4. The data efficiency question

A separate claim, worth distinguishing from the above, is that pretraining on internet-scale text is analogous to evolution in terms of what it produces - a broadly capable prior over tasks - even if the mechanisms differ.

Karpathy on Dwarkesh described pretraining as "crappy evolution": a practically available method for arriving at the some kind of minimum viable prior with built-in knowledge and structure, analogous to what evolution provides organisms.

One thing worth noting is that if we treat pretraining as playing a role similar to evolution, it actually accomplishes this with a staggering difference in speed. Natural selection needed ~3.5 billion years to produce the human genome. By contrast, an LLM develops wide-ranging language and reasoning abilities in a matter of weeks (wall-clock training time). Part of this gap comes down to how much more precisely gradient descent can optimize against a clear, stable ground truth target compared to the trial-and-error grind of evolution that is operating on shifting, environment-dependent fitness criteria. But another piece of the puzzle is that the training data itself - human-generated text - is already the output of minds that evolution spent so much building. Pretraining has a natural advantage here and it grabs it.

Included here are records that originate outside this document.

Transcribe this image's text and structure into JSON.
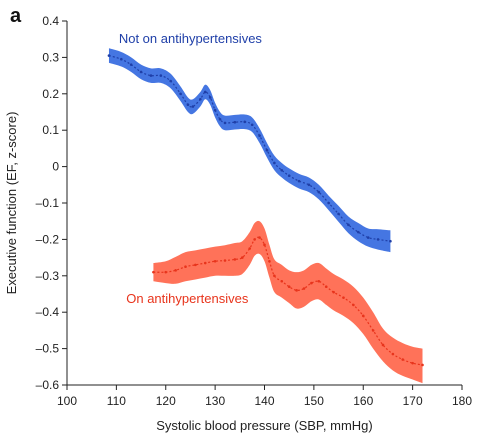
{
  "chart_data": {
    "type": "line",
    "panel_label": "a",
    "xlabel": "Systolic blood pressure (SBP, mmHg)",
    "ylabel": "Executive function (EF, z-score)",
    "xlim": [
      100,
      180
    ],
    "ylim": [
      -0.6,
      0.4
    ],
    "xticks": [
      100,
      110,
      120,
      130,
      140,
      150,
      160,
      170,
      180
    ],
    "yticks": [
      0.4,
      0.3,
      0.2,
      0.1,
      0,
      -0.1,
      -0.2,
      -0.3,
      -0.4,
      -0.5,
      -0.6
    ],
    "ytick_labels": [
      "0.4",
      "0.3",
      "0.2",
      "0.1",
      "0",
      "–0.1",
      "–0.2",
      "–0.3",
      "–0.4",
      "–0.5",
      "–0.6"
    ],
    "grid": false,
    "series": [
      {
        "name": "Not on antihypertensives",
        "line_color": "#1f3fa8",
        "band_color": "#3b6fe0",
        "x": [
          108.5,
          111,
          113,
          115,
          117,
          119,
          121,
          123,
          124.5,
          125.5,
          127,
          128,
          129,
          130,
          131,
          132,
          134,
          136,
          137.5,
          139,
          140.5,
          142,
          143.5,
          145,
          147,
          149,
          151,
          153,
          155,
          157,
          159,
          161,
          163,
          165.5
        ],
        "y": [
          0.305,
          0.295,
          0.28,
          0.26,
          0.25,
          0.25,
          0.235,
          0.2,
          0.17,
          0.165,
          0.185,
          0.205,
          0.19,
          0.155,
          0.13,
          0.12,
          0.122,
          0.123,
          0.115,
          0.085,
          0.045,
          0.01,
          -0.01,
          -0.025,
          -0.04,
          -0.05,
          -0.07,
          -0.1,
          -0.13,
          -0.16,
          -0.18,
          -0.195,
          -0.2,
          -0.205
        ],
        "lower": [
          0.285,
          0.275,
          0.26,
          0.24,
          0.23,
          0.23,
          0.215,
          0.18,
          0.15,
          0.145,
          0.165,
          0.185,
          0.17,
          0.135,
          0.11,
          0.1,
          0.102,
          0.103,
          0.095,
          0.065,
          0.025,
          -0.01,
          -0.03,
          -0.045,
          -0.06,
          -0.07,
          -0.09,
          -0.12,
          -0.152,
          -0.183,
          -0.205,
          -0.22,
          -0.228,
          -0.235
        ],
        "upper": [
          0.325,
          0.315,
          0.3,
          0.28,
          0.27,
          0.27,
          0.255,
          0.22,
          0.19,
          0.185,
          0.205,
          0.225,
          0.21,
          0.175,
          0.15,
          0.14,
          0.142,
          0.143,
          0.135,
          0.105,
          0.065,
          0.03,
          0.01,
          -0.005,
          -0.02,
          -0.03,
          -0.05,
          -0.08,
          -0.108,
          -0.137,
          -0.155,
          -0.17,
          -0.172,
          -0.175
        ]
      },
      {
        "name": "On antihypertensives",
        "line_color": "#e8341c",
        "band_color": "#ff6a50",
        "x": [
          117.5,
          120,
          122,
          124,
          126,
          128,
          130,
          132,
          134,
          135.5,
          137,
          138,
          139,
          140,
          141,
          142,
          143.5,
          145,
          146.5,
          148,
          149.5,
          151,
          152.5,
          154,
          156,
          158,
          160,
          162,
          164,
          166,
          168,
          170,
          172
        ],
        "y": [
          -0.29,
          -0.29,
          -0.285,
          -0.275,
          -0.27,
          -0.265,
          -0.26,
          -0.258,
          -0.255,
          -0.25,
          -0.225,
          -0.2,
          -0.195,
          -0.215,
          -0.26,
          -0.3,
          -0.315,
          -0.33,
          -0.34,
          -0.335,
          -0.32,
          -0.315,
          -0.33,
          -0.345,
          -0.36,
          -0.38,
          -0.41,
          -0.45,
          -0.49,
          -0.515,
          -0.53,
          -0.54,
          -0.545
        ],
        "lower": [
          -0.315,
          -0.32,
          -0.322,
          -0.315,
          -0.31,
          -0.305,
          -0.3,
          -0.3,
          -0.3,
          -0.295,
          -0.27,
          -0.245,
          -0.24,
          -0.26,
          -0.305,
          -0.345,
          -0.36,
          -0.375,
          -0.39,
          -0.385,
          -0.37,
          -0.365,
          -0.38,
          -0.395,
          -0.41,
          -0.43,
          -0.46,
          -0.5,
          -0.535,
          -0.56,
          -0.575,
          -0.585,
          -0.595
        ],
        "upper": [
          -0.265,
          -0.26,
          -0.248,
          -0.235,
          -0.23,
          -0.225,
          -0.22,
          -0.216,
          -0.21,
          -0.205,
          -0.18,
          -0.155,
          -0.15,
          -0.17,
          -0.215,
          -0.255,
          -0.27,
          -0.285,
          -0.29,
          -0.285,
          -0.27,
          -0.265,
          -0.28,
          -0.295,
          -0.31,
          -0.33,
          -0.36,
          -0.4,
          -0.445,
          -0.47,
          -0.485,
          -0.495,
          -0.5
        ]
      }
    ],
    "annotations": [
      {
        "text": "Not on antihypertensives",
        "x": 110.5,
        "y": 0.34,
        "series_index": 0
      },
      {
        "text": "On antihypertensives",
        "x": 112,
        "y": -0.375,
        "series_index": 1
      }
    ]
  }
}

If this entire framing is right, i.e. evolution encodes a prior over learning algorithms, not a prior over behaviors, then the actually interesting question is not how to make gradient descent more biologically plausible, but what the brain's actual learning algorithm is, and what assumptions about environmental structure are baked into it. This goes back to our point about each layer learning what is more variant than the level below.

I want to end where I started: The analogy between evolution and pretraining is shallow and is in first-order levels of utility. The interesting biology, and likely the interesting machine learning, is for sure in the higher-order levels of utility.


Thanks to the authors of the pieces by Sourbut (2022) and Keijser (2022), which this post draws on directly.